1. A low-energy desulfurization tower liquid film assembly, comprising an installation plate (1) and several modules (2), characterized in that: The module (2) is provided with a herringbone partition (3) and two liquid storage tanks (6) on both sides. The bottom of the herringbone partition (3) extends downward to form a narrow slit channel with the liquid surface. The bottom corner of the herringbone partition (3) is provided with a hydrophilic surface (4), and the bottom of the bottom surface of the herringbone partition (3) is provided with a water-breaking shoulder (5). The slurry overflows from the top of the herringbone partition (3) along the slope. When the hydrophilic surface (4) is provided at the contact corner, the slurry climbs up along the bottom surface of the herringbone partition (3) to form a bottom-adhering water film. The flue gas to be purified is confined in the narrow channel between the bottom-adhering water film and the liquid surface of the storage tank (6), and flows along the bottom surface of the herringbone partition (3) to achieve non-impact parallel contact with the bottom-adhering water film.

2. The low-energy desulfurization tower liquid film assembly according to claim 1, characterized in that: The hydrophilic surface (4) is made of hydrophilic material and is used to guide the slurry to climb controllably along the bottom surface of the herringbone partition (3) to form a bottom-adhering water film.

3. The low-energy desulfurization tower liquid film assembly according to claim 1, characterized in that: The water-cutting shoulder (5) is used to forcibly cut off the surface tension of the water flow, so that the water flow drips back into the storage tank (6) in a controlled manner.

4. The low-energy desulfurization tower liquid film assembly according to claim 1, characterized in that: The mounting plate (1) is a disc-shaped or rectangular frame structure used to support and fix several modules (2).

5. A low-energy desulfurization tower liquid film assembly according to claim 4, characterized in that: The modules (2) are fixed inside the mounting plate (1) in a matrix manner, and the modules (2) are in close contact with each other.

6. The low-energy desulfurization tower liquid film assembly according to claim 4, characterized in that: The module (2) and the mounting plate (1) are modularly detachable.
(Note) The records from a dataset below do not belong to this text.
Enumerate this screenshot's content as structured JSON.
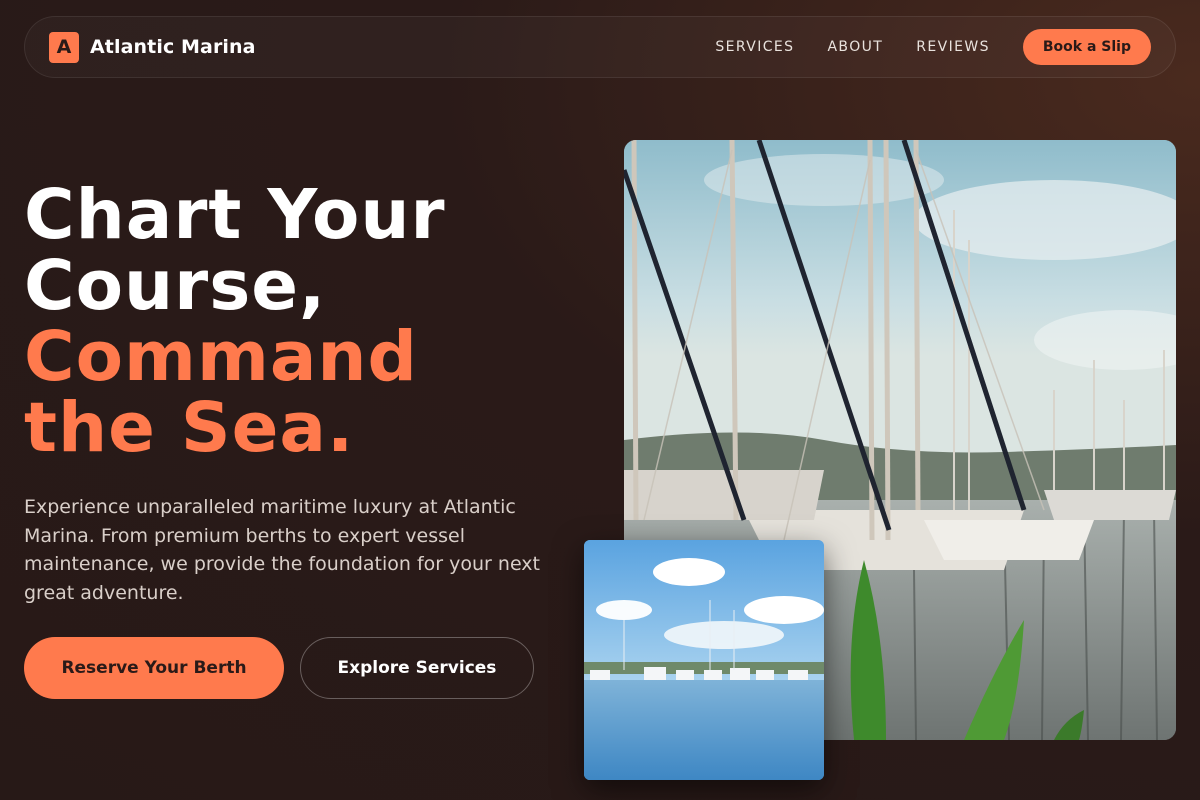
{
  "brand": {
    "mark": "A",
    "name": "Atlantic Marina",
    "accent_color": "#ff7a4d",
    "background_color": "#2a1a18"
  },
  "nav": {
    "links": [
      "SERVICES",
      "ABOUT",
      "REVIEWS"
    ],
    "cta_label": "Book a Slip"
  },
  "hero": {
    "headline_line1": "Chart Your",
    "headline_line2": "Course,",
    "headline_accent_line1": "Command",
    "headline_accent_line2": "the Sea.",
    "lead": "Experience unparalleled maritime luxury at Atlantic Marina. From premium berths to expert vessel maintenance, we provide the foundation for your next great adventure.",
    "primary_cta": "Reserve Your Berth",
    "secondary_cta": "Explore Services"
  }
}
7. The low-energy desulfurization tower liquid film assembly according to claim 1, characterized in that: The two inclined ends of the herringbone partition (3) overlap the top edges of the two liquid storage tanks (6) respectively, and the bottom tip of the herringbone partition (3) faces the flue gas flow channel between the two liquid storage tanks (6).

8. A low energy consumption desulphurization column liquid membrane module according to claim 1, characterized in that: The height of the liquid storage tank (6) matches the height of the herringbone partition (3).

9. A low energy consumption desulphurization column liquid membrane module according to claim 1, characterized in that: The lower ends of the herringbone partitions (3) are all rounded.

10. A low-energy desulfurization tower liquid film assembly according to claim 1, characterized in that: Both of the two liquid storage tanks (6) have drain ports (7) on their sides that are close to each other, for discharging the deposited sludge and impurities.